I have two data frames as below,
listCode= ['A1','A2','A3','A4','A5','A6']
dfLookup = pd.DataFrame({'ID':listCode})
data = [['Chicago', 'B1'], ['Madsion', 'A1'], ['NY', 'A4']]
dftest = pd.DataFrame(data, columns=['City', 'Code', ])
dftest['Found'] =''
dftest
City Code Found
Chicago B1
Madsion A1
NY A4
Expected Result:
City Code Found
Chicago B1 0
Madsion A1 1
NY A4 1
I am trying to join the data frames using the below, but not sure how to use the case statements.
import pandasql as pdsql
import sqldf
sQuery = """
SELECT dftest.City, dftest.Code, dftest.Found
FROM dftest
LEFT JOIN dfLookup
ON dftest.Code= dfLookup.ID"""
sqlResult = sqldf.run(sQuery )
Thanks for your help.
Another possible solution (there is no need to use pandasql
):
(dftest.merge(dfLookup, how='left', left_on='Code', right_on='ID')

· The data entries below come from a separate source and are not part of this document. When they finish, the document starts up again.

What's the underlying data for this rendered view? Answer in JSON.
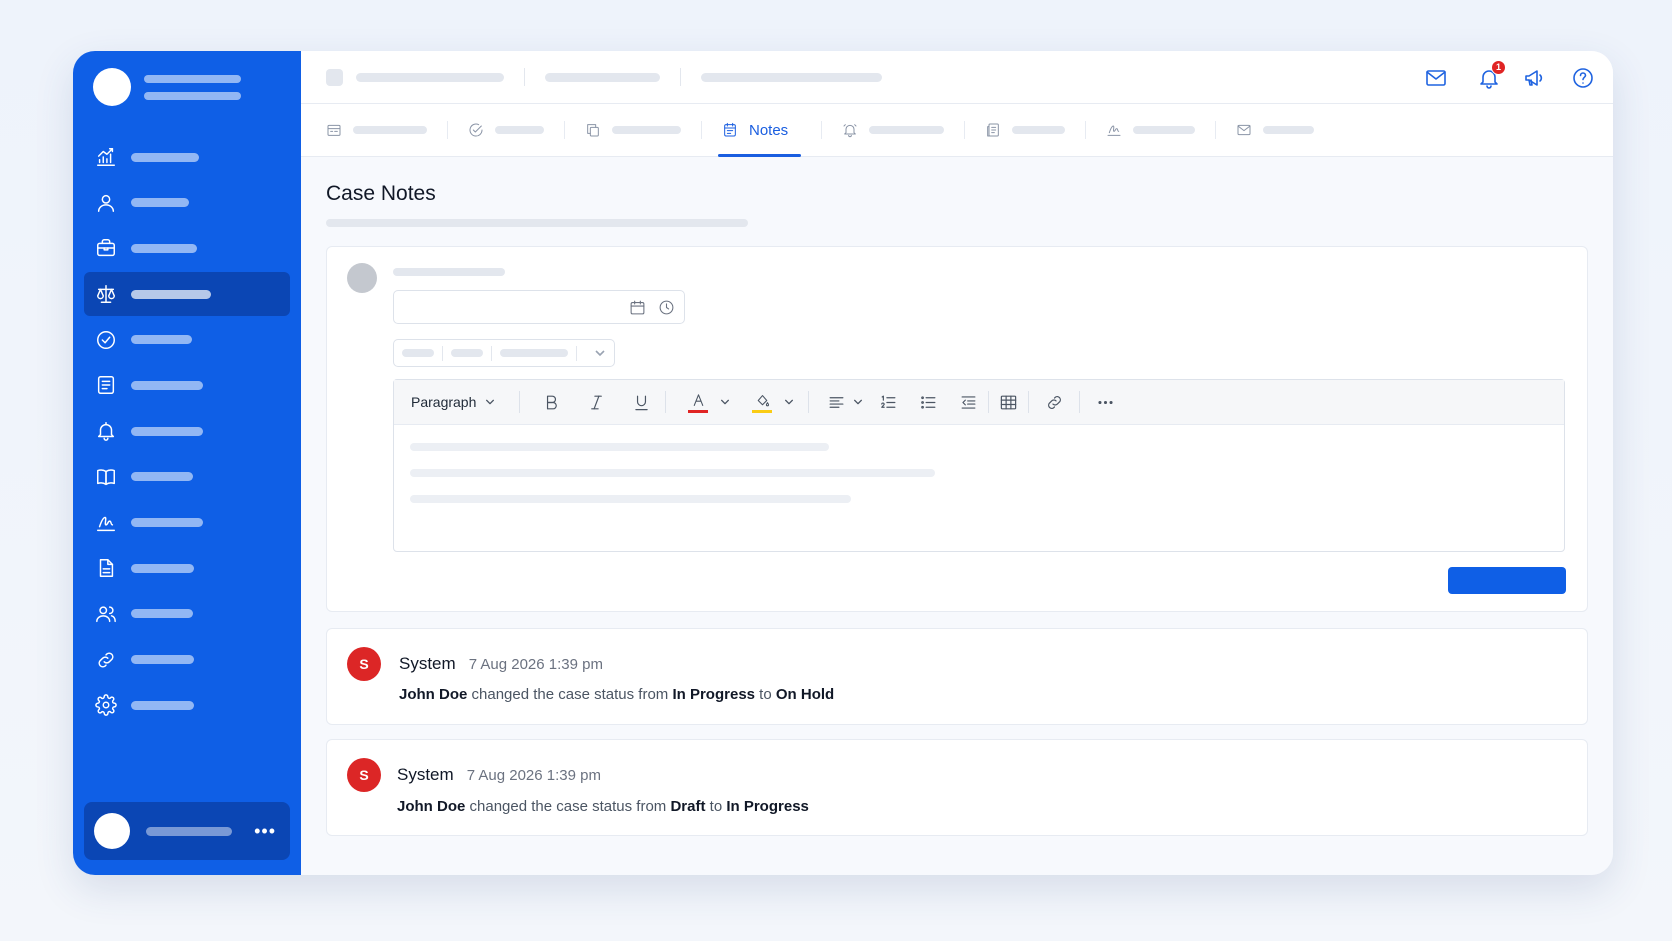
{
  "topbar": {
    "notification_count": "1",
    "icons": [
      "mail-icon",
      "bell-icon",
      "megaphone-icon",
      "help-icon"
    ]
  },
  "tabs": [
    {
      "icon": "calendar-grid-icon",
      "label": ""
    },
    {
      "icon": "check-circle-icon",
      "label": ""
    },
    {
      "icon": "copy-icon",
      "label": ""
    },
    {
      "icon": "notes-icon",
      "label": "Notes",
      "active": true
    },
    {
      "icon": "bell-icon",
      "label": ""
    },
    {
      "icon": "document-icon",
      "label": ""
    },
    {
      "icon": "signature-icon",
      "label": ""
    },
    {
      "icon": "mail-icon",
      "label": ""
    }
  ],
  "sidebar": {
    "items": [
      {
        "icon": "chart-icon"
      },
      {
        "icon": "user-icon"
      },
      {
        "icon": "briefcase-icon"
      },
      {
        "icon": "scale-icon",
        "active": true
      },
      {
        "icon": "check-circle-icon"
      },
      {
        "icon": "list-icon"
      },
      {
        "icon": "bell-icon"
      },
      {
        "icon": "book-icon"
      },
      {
        "icon": "signature-icon"
      },
      {
        "icon": "document-icon"
      },
      {
        "icon": "users-icon"
      },
      {
        "icon": "link-icon"
      },
      {
        "icon": "gear-icon"
      }
    ],
    "user_more": "•••"
  },
  "page": {
    "title": "Case Notes"
  },
  "editor": {
    "block_format": "Paragraph",
    "text_color": "#e02424",
    "highlight_color": "#facc15"
  },
  "activity": [
    {
      "avatar_letter": "S",
      "author": "System",
      "time": "7 Aug 2026 1:39 pm",
      "actor": "John Doe",
      "action": "changed the case status from",
      "from": "In Progress",
      "to_word": "to",
      "to": "On Hold"
    },
    {
      "avatar_letter": "S",
      "author": "System",
      "time": "7 Aug 2026 1:39 pm",
      "actor": "John Doe",
      "action": "changed the case status from",
      "from": "Draft",
      "to_word": "to",
      "to": "In Progress"
    }
  ],
  "colors": {
    "sidebar": "#0f5fe6",
    "sidebar_active": "#0b46b4",
    "accent": "#1a5ee0",
    "avatar_system": "#dc2626",
    "badge": "#e02424"
  }
}
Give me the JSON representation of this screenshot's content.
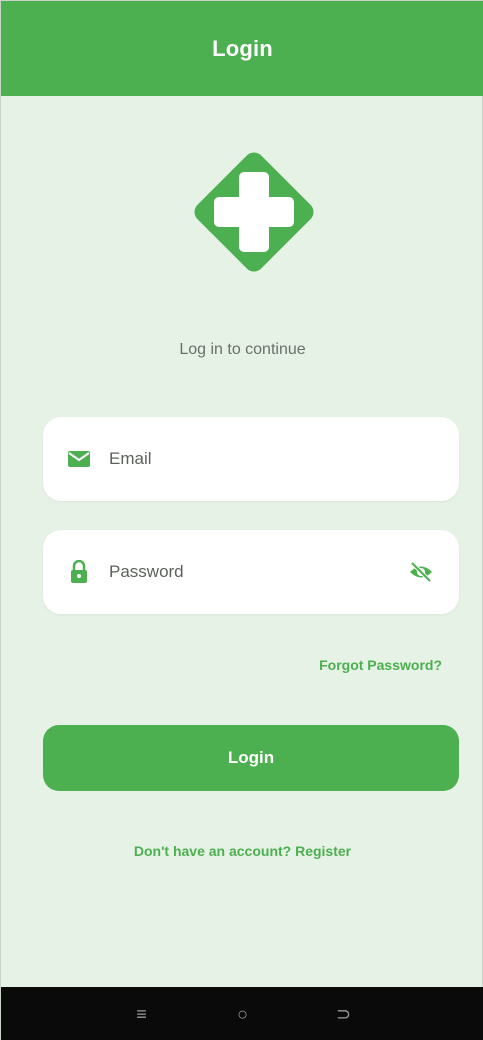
{
  "appbar": {
    "title": "Login"
  },
  "logo": {
    "icon": "medical-cross-logo",
    "color": "#4caf50"
  },
  "subtitle": "Log in to continue",
  "form": {
    "email": {
      "placeholder": "Email",
      "icon": "mail-icon"
    },
    "password": {
      "placeholder": "Password",
      "icon": "lock-icon",
      "toggle_icon": "eye-off-icon"
    },
    "forgot_label": "Forgot Password?",
    "login_label": "Login",
    "register_text": "Don't have an account? Register"
  },
  "navbar": {
    "menu_icon": "≡",
    "home_icon": "○",
    "back_icon": "⊃"
  },
  "colors": {
    "primary": "#4caf50",
    "background": "#e6f2e5",
    "field_background": "#ffffff"
  }
}
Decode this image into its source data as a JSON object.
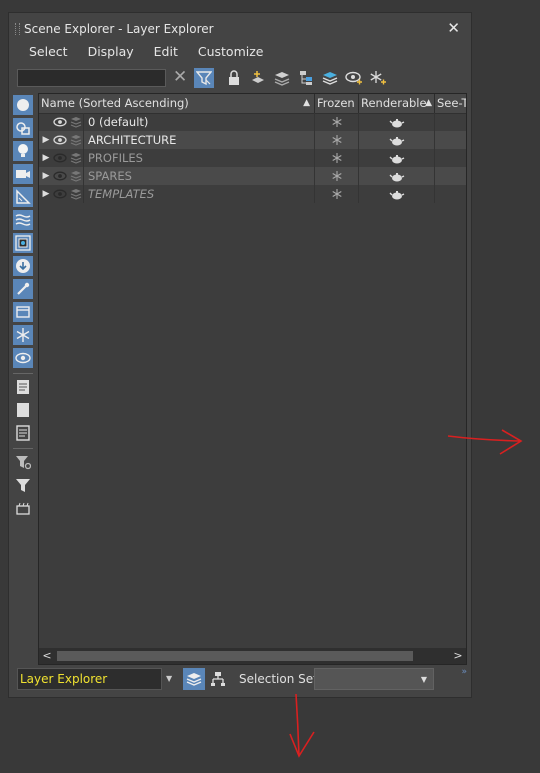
{
  "window": {
    "title": "Scene Explorer - Layer Explorer",
    "close_glyph": "✕"
  },
  "menu": [
    "Select",
    "Display",
    "Edit",
    "Customize"
  ],
  "toolbar": {
    "search_value": "",
    "clear_glyph": "✕"
  },
  "grid": {
    "columns": [
      {
        "label": "Name (Sorted Ascending)",
        "sort": "▲"
      },
      {
        "label": "Frozen",
        "sort": ""
      },
      {
        "label": "Renderable",
        "sort": "▲"
      },
      {
        "label": "See-Th",
        "sort": ""
      }
    ],
    "rows": [
      {
        "name": "0 (default)",
        "expander": "",
        "visible": true,
        "style": "normal",
        "alt": false
      },
      {
        "name": "ARCHITECTURE",
        "expander": "▶",
        "visible": true,
        "style": "normal",
        "alt": true
      },
      {
        "name": "PROFILES",
        "expander": "▶",
        "visible": false,
        "style": "dim",
        "alt": false
      },
      {
        "name": "SPARES",
        "expander": "▶",
        "visible": false,
        "style": "dim",
        "alt": true
      },
      {
        "name": "TEMPLATES",
        "expander": "▶",
        "visible": false,
        "style": "italic",
        "alt": false
      }
    ],
    "scroll_left_glyph": "<",
    "scroll_right_glyph": ">"
  },
  "bottom": {
    "explorer_name": "Layer Explorer",
    "selection_label": "Selection Set:",
    "more_glyph": "»"
  },
  "colors": {
    "accent": "#5a86b8",
    "explorer_text": "#f0e230",
    "annotation": "#d92020"
  }
}
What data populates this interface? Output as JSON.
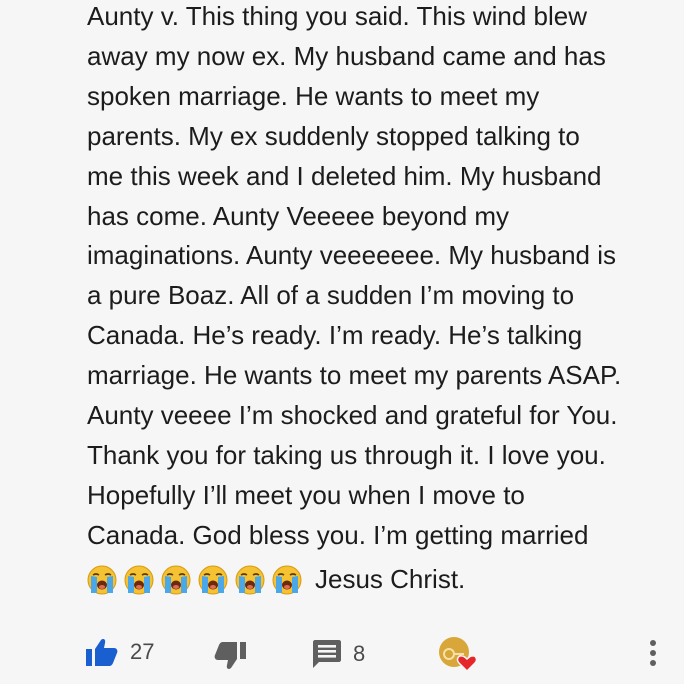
{
  "comment": {
    "lines": [
      "Aunty v. This thing you said. This wind blew",
      "away my now ex.  My husband came and has",
      "spoken marriage. He wants to meet my",
      "parents. My ex suddenly stopped talking to",
      "me this week and I deleted him. My husband",
      "has come. Aunty Veeeee beyond my",
      "imaginations. Aunty veeeeeee. My husband is",
      "a pure Boaz. All of a sudden I’m moving to",
      "Canada. He’s ready. I’m ready. He’s talking",
      "marriage. He wants to meet my parents ASAP.",
      "Aunty veeee I’m shocked and grateful for You.",
      "Thank you for taking us through it. I love you.",
      "Hopefully I’ll meet you when I move to",
      "Canada. God bless you. I’m getting married"
    ],
    "emoji_count": 6,
    "emoji_name": "loudly-crying-face-icon",
    "closing_text": "Jesus Christ."
  },
  "actions": {
    "like_count": "27",
    "reply_count": "8"
  },
  "colors": {
    "background": "#f6f6f6",
    "text": "#1c1c1c",
    "like_blue": "#1a5fd0",
    "icon_gray": "#5f5f5f",
    "heart_red": "#e5262a",
    "avatar_gold": "#d9a63a"
  }
}
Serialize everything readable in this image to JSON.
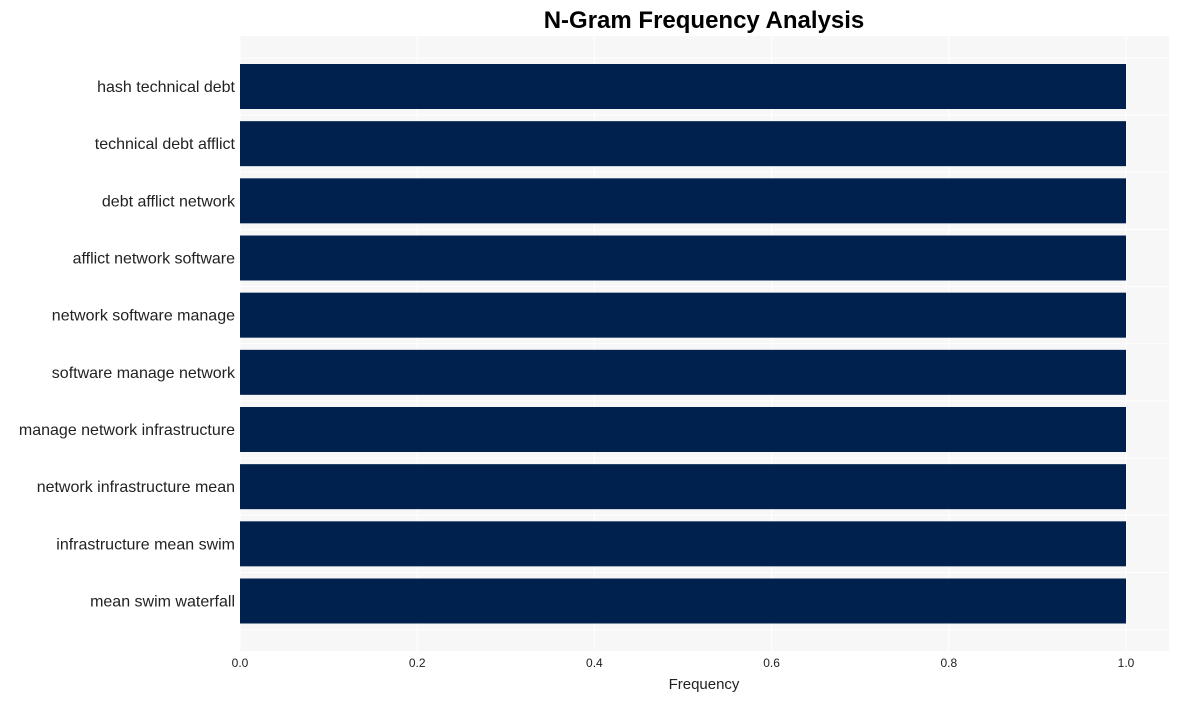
{
  "chart_data": {
    "type": "bar",
    "orientation": "horizontal",
    "title": "N-Gram Frequency Analysis",
    "xlabel": "Frequency",
    "ylabel": "",
    "categories": [
      "hash technical debt",
      "technical debt afflict",
      "debt afflict network",
      "afflict network software",
      "network software manage",
      "software manage network",
      "manage network infrastructure",
      "network infrastructure mean",
      "infrastructure mean swim",
      "mean swim waterfall"
    ],
    "values": [
      1,
      1,
      1,
      1,
      1,
      1,
      1,
      1,
      1,
      1
    ],
    "xlim": [
      0,
      1.05
    ],
    "xticks": [
      0.0,
      0.2,
      0.4,
      0.6,
      0.8,
      1.0
    ],
    "xtick_labels": [
      "0.0",
      "0.2",
      "0.4",
      "0.6",
      "0.8",
      "1.0"
    ],
    "grid": true,
    "legend": "none",
    "colors": {
      "bar": "#00204e",
      "plot_bg": "#f7f7f7",
      "grid": "#ffffff"
    }
  }
}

.assign(Found = lambda x: x['ID'].notnull().astype(int))
.drop('ID', axis=1))
In case you really want to use pandasql
:
from pandasql import sqldf
pysqldf = lambda q: sqldf(q, globals())
q = '''
SELECT dftest.City, dftest.Code,
CASE WHEN dfLookup.ID IS NOT NULL THEN 1 ELSE 0 END AS Found
FROM dftest
LEFT JOIN dfLookup ON dftest.Code = dfLookup.ID
'''
pysqldf(q)
Output:
City Code Found
0 Chicago B1 0
1 Madsion A1 1
2 NY A4 1